JPMorgan Chase has filed a trademark application with the US Patent and Trademark Office for a finance-themed AI chatbot named “IndexGPT”.
According to Application Filed earlier this month, the tool aims to help investors select financial securities and financial assets.
The application reveals that the AI chatbot will provide investment advice in “financial investments in securities” and “wealth investments,” as well as in “advertising” and “marketing services.”
The new application follows a February survey by JP Morgan that showed more than half of institutional traders believe artificial intelligence and machine learning will be most influential in shaping the future of trading over the next three years. There will be technology.
Commenting on the move, trademark attorney Josh Gerben said he believes JPMorgan’s choice to trademark the chatbot is a “real signal” to investors towards launching a new AI product.
“Companies like JP Morgan don’t file trademarks just for fun. It looks to me like they are trying to put my financial advisor out of business.
In addition to the new AI-powered finance chatbot, the institute has also introduced an AI inhouse tool called Contract Intelligence (COiN) to extract key information from documents and contracts.
The AI model, built by economic analysts at JP Morgan, analyzes communications from the US Federal Reserve to predict the organization’s next decision.
JP Morgan CEO Jamie Dimon has praised the technology over the past few years. In a recent interview with Bloomberg, he Said,
“We have 200 people in the AI research labs and we are already using it to do risk, fraud, marketing, prospecting – and this is just the tip of the iceberg. This is extraordinary for me.
More financial firms join the AI race
JPMorgan, however, is not the only financial firm harnessing the power of AI technology.

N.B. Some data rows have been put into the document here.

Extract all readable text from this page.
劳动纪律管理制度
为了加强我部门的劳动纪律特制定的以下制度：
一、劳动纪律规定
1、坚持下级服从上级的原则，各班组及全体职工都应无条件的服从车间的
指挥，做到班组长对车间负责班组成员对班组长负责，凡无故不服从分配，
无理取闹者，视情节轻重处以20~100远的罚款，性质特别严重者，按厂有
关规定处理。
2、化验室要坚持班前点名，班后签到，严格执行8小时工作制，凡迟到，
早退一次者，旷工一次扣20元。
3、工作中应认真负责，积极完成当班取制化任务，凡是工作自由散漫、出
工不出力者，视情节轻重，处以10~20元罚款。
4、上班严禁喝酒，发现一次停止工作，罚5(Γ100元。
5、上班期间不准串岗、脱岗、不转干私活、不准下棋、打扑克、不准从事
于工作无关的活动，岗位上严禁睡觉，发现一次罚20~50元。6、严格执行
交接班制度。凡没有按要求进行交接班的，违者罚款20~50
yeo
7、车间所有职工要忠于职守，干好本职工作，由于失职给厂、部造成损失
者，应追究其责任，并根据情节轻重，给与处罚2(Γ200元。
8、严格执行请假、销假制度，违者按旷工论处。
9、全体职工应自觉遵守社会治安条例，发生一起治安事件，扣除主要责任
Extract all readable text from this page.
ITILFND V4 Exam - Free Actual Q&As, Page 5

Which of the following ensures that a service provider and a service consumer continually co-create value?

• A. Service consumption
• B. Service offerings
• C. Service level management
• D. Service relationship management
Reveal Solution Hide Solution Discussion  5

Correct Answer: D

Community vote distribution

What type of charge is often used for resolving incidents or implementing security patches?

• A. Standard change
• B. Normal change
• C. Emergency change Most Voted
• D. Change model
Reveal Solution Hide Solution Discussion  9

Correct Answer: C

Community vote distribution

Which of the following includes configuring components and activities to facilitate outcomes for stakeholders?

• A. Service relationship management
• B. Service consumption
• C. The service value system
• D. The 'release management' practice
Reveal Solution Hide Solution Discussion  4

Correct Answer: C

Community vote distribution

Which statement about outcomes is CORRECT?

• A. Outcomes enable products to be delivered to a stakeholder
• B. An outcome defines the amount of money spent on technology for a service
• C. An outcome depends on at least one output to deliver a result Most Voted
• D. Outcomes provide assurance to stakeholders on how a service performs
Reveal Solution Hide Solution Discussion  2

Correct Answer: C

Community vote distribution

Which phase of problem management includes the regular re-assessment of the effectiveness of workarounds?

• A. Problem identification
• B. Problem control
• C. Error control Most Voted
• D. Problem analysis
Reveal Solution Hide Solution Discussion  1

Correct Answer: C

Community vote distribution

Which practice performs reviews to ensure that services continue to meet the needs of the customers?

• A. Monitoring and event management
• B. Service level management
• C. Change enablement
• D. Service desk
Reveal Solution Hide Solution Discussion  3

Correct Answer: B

Global investment bank Morgan Stanley has announced that it is developing tools to help its wealth managers better understand the mountain of research the bank conducts regarding the economy and markets.
In a similar venture, Goldman Sachs has confirmed it is looking at integrating its own chatbot for its financial advisors to help them sort through data and provide more accurate results to clients. .
Furthermore, in March Mayo Oshin, an artificial intelligence engineer in the UK, developed a bot named after Buffett to analyze large financial documents.
Meanwhile, as AI technologies become more widespread, voices warning against the potential dangers of such tools grow louder.
More recently, the Center for Artificial Intelligence and Digital Policy, a leading tech ethics group, filed a complaint with the FTC, asking the agency to block the commercial release of GPT-4, citing privacy and public safety concerns. where did it go.
Earlier, a group of tech gurus, along with some artificial intelligence experts and industry executives, signed an open letter calling for a six-month delay in developing systems more powerful than GPT-4, citing potential risks to society. A pause was called.